Thursday, June 27, 2024

Q&A with Julia Phillips

 


 

Julia Phillips is the author of the new novel Bear. She also has written the novel Disappearing Earth. She teaches at the Randolph College MFA program, and she lives in Brooklyn.

 

Q: What inspired you to write Bear, and how did you create your characters Sam and Elena?

 

A: Bear was inspired by my feelings of stuckness and fantasies of escape during the first year on the pandemic, when how I was living seemed so impossibly far from how I thought things were supposed to be.

 

This book's main characters, Sam and Elena, have been grappling with that stuck feeling for a long, long time—until one day their lives are shaken up by the arrival of a wild animal.

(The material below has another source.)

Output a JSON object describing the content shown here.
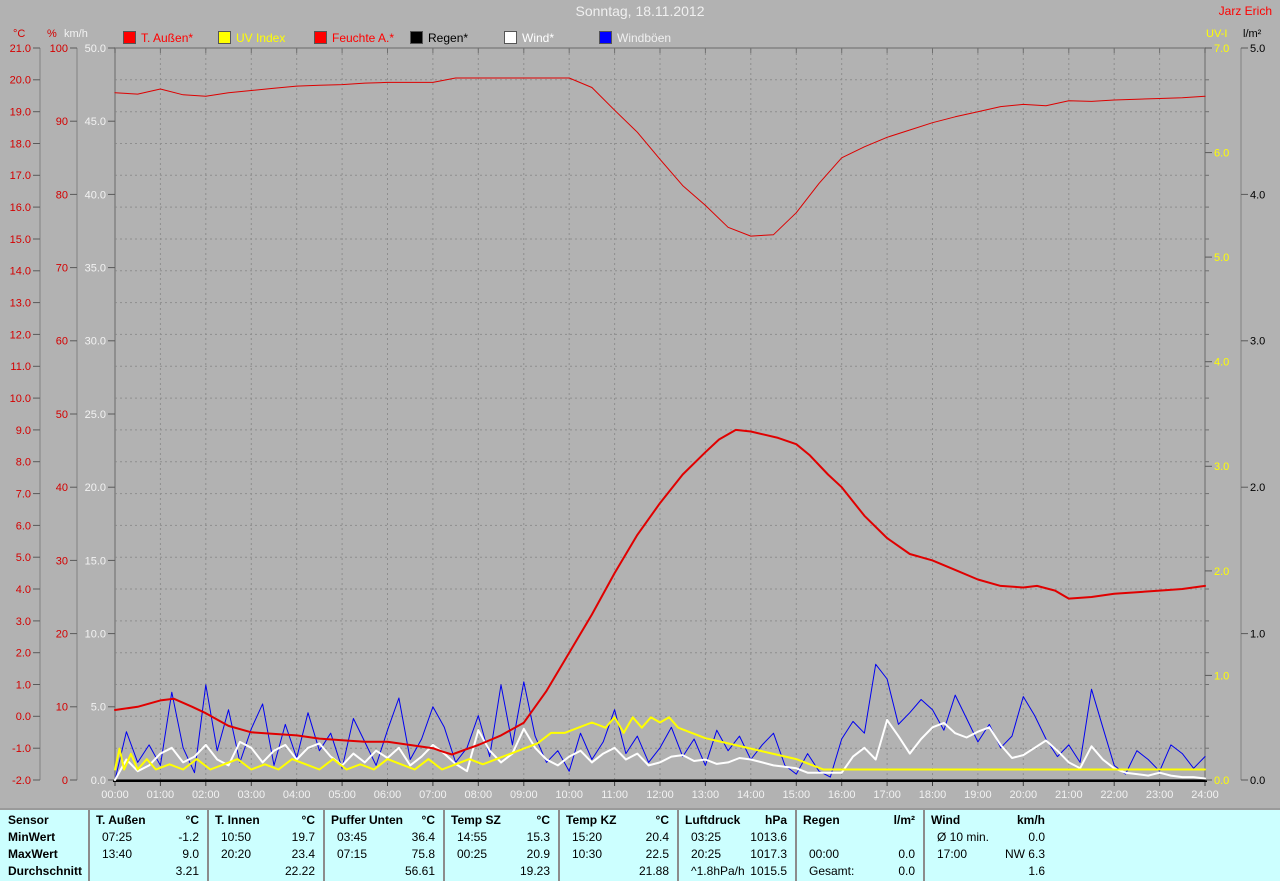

Sam and Elena are rooted in a Brothers Grimm fairy tale called "Snow-White and Rose-Red," about two sisters who meet a beast like this.

 

It was such a pleasure to sit in my home and imagine that visitation for myself. How stuck would I have to be to welcome a bear at my door?


Q: How would you describe the dynamic between the two sisters?

 

A: Sam is very much the younger sister to Elena's older: Elena is the leader in their family while Sam is supposed to follow what her sister says to do, and Elena is seen as more responsible and "good" while Sam sometimes acts like an uncooperative kid.

 

But underneath how they present to the world, Elena longs to rebel, and Sam longs for comfort and security. As a little sister myself, I found their dynamic to be a joy to explore.


Q: The writer Angie Kim said of the novel, “Intense, moody, fierce, and relentlessly suspenseful, Bear is a modern-day fairy tale about the tenacious bonds and complexities of sisterhood.” What do you think of that description?

 

A: I of course love it! Angie is not only a thrilling, brilliant writer but a dear, dear friend, and it means the world to me that she connected with this story.


Q: Your previous novel, Disappearing Earth, was also set on a remote island. Why did you choose San Juan Island in Washington state as the setting for this new book?

 

A: When I started this book, my ability to travel anywhere was really constrained due to both the global pandemic and my own new parenthood.

 

I therefore wanted to set a story in a far-from-me place that was totally gorgeous, so I could immerse myself in fantasy while writing...but not a place that was so inaccessible that fantasizing about it would become frustrating.

 

San Juan was—is!—perfect. It's a beautiful place, it feels magical, and its remoteness is adjacent to the Seattle airport, so getting there to research the book was possible.


Q: What are you working on now?

 

A: I'm so excited to be working on another novel that's also about womanhood and isolation and threat, though no bears have showed up in it...yet!


Q: Anything else we should know?

 

A: Only that this book was so fun and wild for me to write, and I very much hope it'll be just as fun and wild for folks to read. Thank you for taking the time to check it out!